On the reproductive capabilities of aneuploid human preimplantation embryos

Abstract

In IVF cycles, the application of aneuploidy testing at the blastocyst stage is quickly growing, and the latest reports estimate almost half of cycles in the US undergo preimplantation genetic testing for aneuploidies (PGT-A). Following PGT-A cycles, understanding the predictive value of an aneuploidy result is paramount for making informed decisions about the embryo's fate and utilization. Compelling evidence from non-selection trials strongly supports that embryos diagnosed with a uniform whole-chromosome aneuploidy very rarely result in the live birth of a healthy baby, while their transfer exposes women to significant risks of miscarriage and chromosomally abnormal pregnancy. On the other hand, embryos displaying low range mosaicism for whole chromosomes have shown reproductive capabilities somewhat equivalent to uniformly euploid embryos, and they have comparable clinical outcomes and gestational risks. Therefore, given their clearly distinct biological origin and clinical consequences, careful differentiation between uniform and mosaic aneuploidy is critical in both the clinical setting when counseling individuals and in the research setting when presenting aneuploidy studies in human embryology. Here, we focus on the evidence gathered so far on PGT-A diagnostic predictive values and reproductive outcomes observed across the broad spectrum of whole-chromosome aneuploidies detected at the blastocyst stage to obtain evidence-based conclusions on the clinical management of aneuploid embryos in the quickly growing PGT-A clinical setting.

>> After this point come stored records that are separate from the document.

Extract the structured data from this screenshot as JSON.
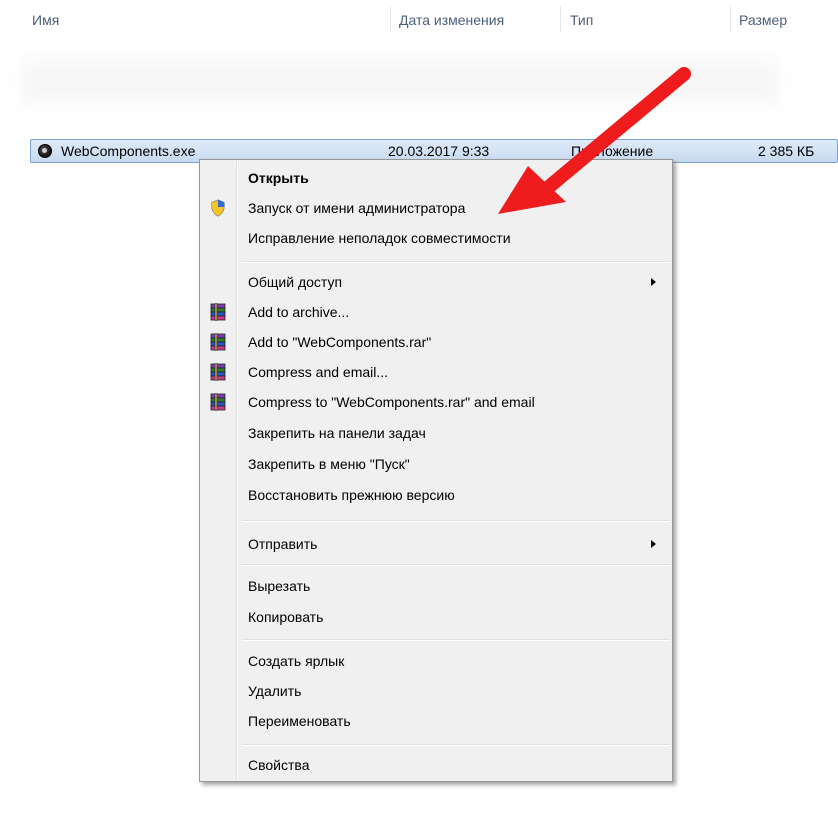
{
  "columns": {
    "name": "Имя",
    "date": "Дата изменения",
    "type": "Тип",
    "size": "Размер"
  },
  "file": {
    "name": "WebComponents.exe",
    "date": "20.03.2017 9:33",
    "type": "Приложение",
    "size": "2 385 КБ",
    "icon": "exe-app-icon"
  },
  "menu": {
    "open": "Открыть",
    "run_as_admin": "Запуск от имени администратора",
    "compat": "Исправление неполадок совместимости",
    "share": "Общий доступ",
    "add_archive": "Add to archive...",
    "add_rar": "Add to \"WebComponents.rar\"",
    "compress_email": "Compress and email...",
    "compress_rar_email": "Compress to \"WebComponents.rar\" and email",
    "pin_taskbar": "Закрепить на панели задач",
    "pin_start": "Закрепить в меню \"Пуск\"",
    "restore": "Восстановить прежнюю версию",
    "send_to": "Отправить",
    "cut": "Вырезать",
    "copy": "Копировать",
    "shortcut": "Создать ярлык",
    "delete": "Удалить",
    "rename": "Переименовать",
    "properties": "Свойства"
  },
  "colors": {
    "selection": "#cddcf0",
    "annotation_arrow": "#ee1c1c",
    "menu_bg": "#f0f0f0"
  }
}
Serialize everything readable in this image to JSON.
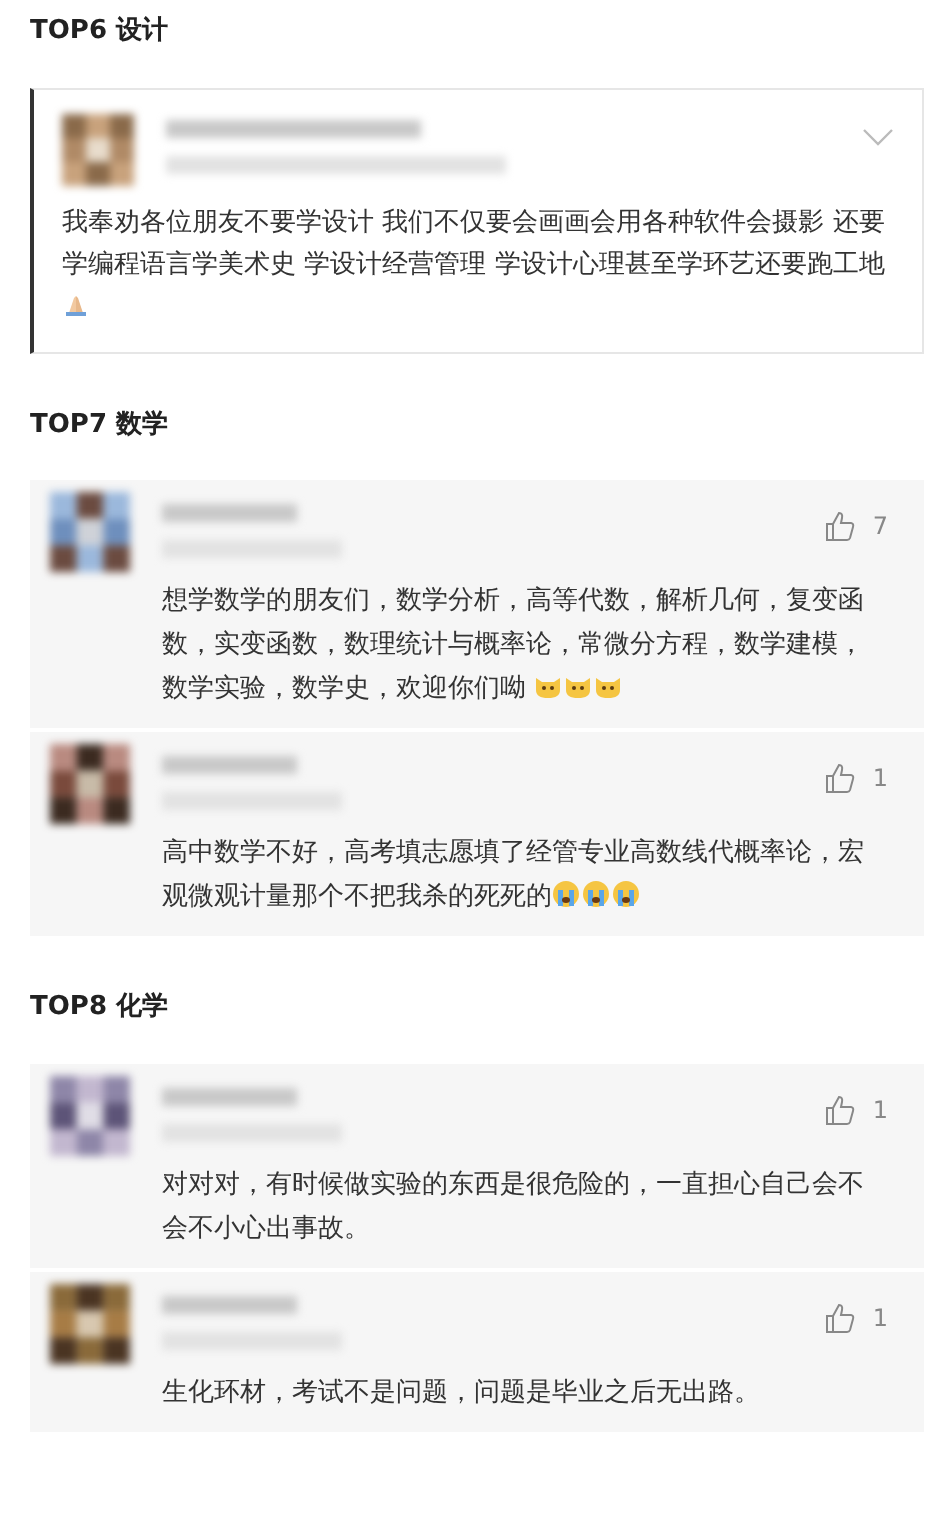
{
  "sections": [
    {
      "title": "TOP6 设计",
      "kind": "post",
      "comments": [
        {
          "text": "我奉劝各位朋友不要学设计 我们不仅要会画画会用各种软件会摄影 还要学编程语言学美术史 学设计经营管理 学设计心理甚至学环艺还要跑工地",
          "emojis": [
            {
              "kind": "pray"
            }
          ]
        }
      ]
    },
    {
      "title": "TOP7 数学",
      "kind": "reply",
      "comments": [
        {
          "likes": "7",
          "text": "想学数学的朋友们，数学分析，高等代数，解析几何，复变函数，实变函数，数理统计与概率论，常微分方程，数学建模，数学实验，数学史，欢迎你们呦 ",
          "emojis": [
            {
              "kind": "cat"
            },
            {
              "kind": "cat"
            },
            {
              "kind": "cat"
            }
          ]
        },
        {
          "likes": "1",
          "text": "高中数学不好，高考填志愿填了经管专业高数线代概率论，宏观微观计量那个不把我杀的死死的",
          "emojis": [
            {
              "kind": "cry"
            },
            {
              "kind": "cry"
            },
            {
              "kind": "cry"
            }
          ]
        }
      ]
    },
    {
      "title": "TOP8 化学",
      "kind": "reply",
      "comments": [
        {
          "likes": "1",
          "text": "对对对，有时候做实验的东西是很危险的，一直担心自己会不会不小心出事故。"
        },
        {
          "likes": "1",
          "text": "生化环材，考试不是问题，问题是毕业之后无出路。"
        }
      ]
    }
  ]
}
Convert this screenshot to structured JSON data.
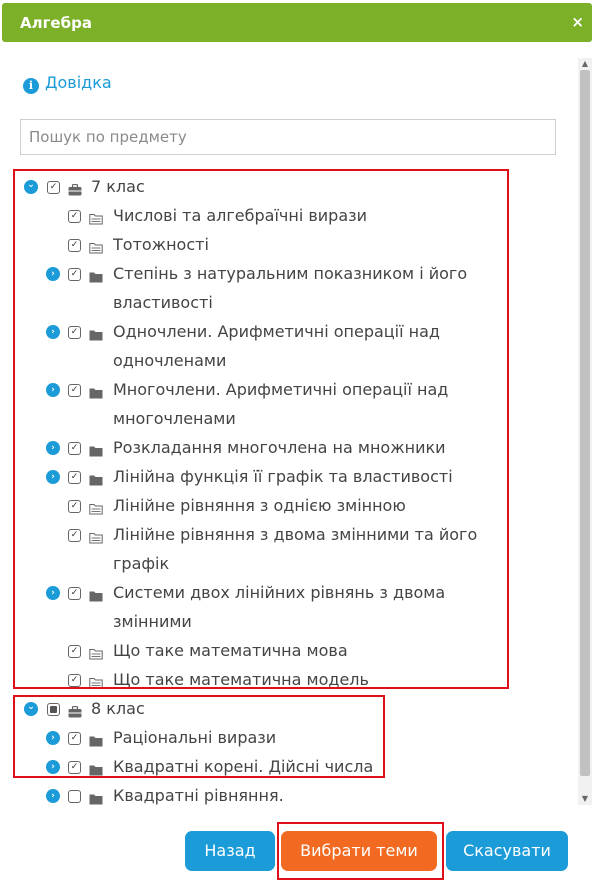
{
  "dialog": {
    "title": "Алгебра",
    "close_label": "×"
  },
  "help": {
    "icon": "info-icon",
    "label": "Довідка"
  },
  "search": {
    "placeholder": "Пошук по предмету"
  },
  "colors": {
    "header": "#7bb028",
    "accent": "#1b9bd7",
    "primary_button": "#f26a21",
    "highlight": "#e0101b"
  },
  "tree": {
    "grade7": {
      "label": "7 клас",
      "items": [
        {
          "label": "Числові та алгебраїчні вирази",
          "expandable": false,
          "checked": true
        },
        {
          "label": "Тотожності",
          "expandable": false,
          "checked": true
        },
        {
          "label": "Степінь з натуральним показником і його",
          "label2": "властивості",
          "expandable": true,
          "checked": true
        },
        {
          "label": "Одночлени. Арифметичні операції над",
          "label2": "одночленами",
          "expandable": true,
          "checked": true
        },
        {
          "label": "Многочлени. Арифметичні операції над",
          "label2": "многочленами",
          "expandable": true,
          "checked": true
        },
        {
          "label": "Розкладання многочлена на множники",
          "expandable": true,
          "checked": true
        },
        {
          "label": "Лінійна функція її графік та властивості",
          "expandable": true,
          "checked": true
        },
        {
          "label": "Лінійне рівняння з однією змінною",
          "expandable": false,
          "checked": true
        },
        {
          "label": "Лінійне рівняння з двома змінними та його",
          "label2": "графік",
          "expandable": false,
          "checked": true
        },
        {
          "label": "Системи двох лінійних рівнянь з двома",
          "label2": "змінними",
          "expandable": true,
          "checked": true
        },
        {
          "label": "Що таке математична мова",
          "expandable": false,
          "checked": true
        },
        {
          "label": "Що таке математична модель",
          "expandable": false,
          "checked": true
        }
      ]
    },
    "grade8": {
      "label": "8 клас",
      "items": [
        {
          "label": "Раціональні вирази",
          "expandable": true,
          "checked": true
        },
        {
          "label": "Квадратні корені. Дійсні числа",
          "expandable": true,
          "checked": true
        },
        {
          "label": "Квадратні рівняння.",
          "expandable": true,
          "checked": false
        }
      ]
    }
  },
  "buttons": {
    "back": "Назад",
    "select": "Вибрати теми",
    "cancel": "Скасувати"
  }
}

Keywords: IVF; aneuploidy; meiosis; mosaicism; preimplantation genetic testing.

Figure 1

Main differences between retrospective, RCT, and non-selection studies when assessing predictive values of PGT-A findings in the broad spectrum of aneuploidies During the enrollment phase, intervention is performed prior to group assignment (cohort study), after group assignment (RCT), or not performed (non-selection). Outcome measure for RCTs is limited to the clinical utility of the intervention as sufficiently powered post-intervention randomization requires a prohibitive large population. A robust evaluation of embryo’s reproductive potential in cohort studies is prevented by several uncontrolled factors and covariates that affect treatment’s prognosis independently from embryo’s chromosomal status. Non-selection trials offer the possibility to evaluate the predictive value of different types of chromosomal abnormalities including uniform and mosaic aneuploidies. ET, embryo transfer.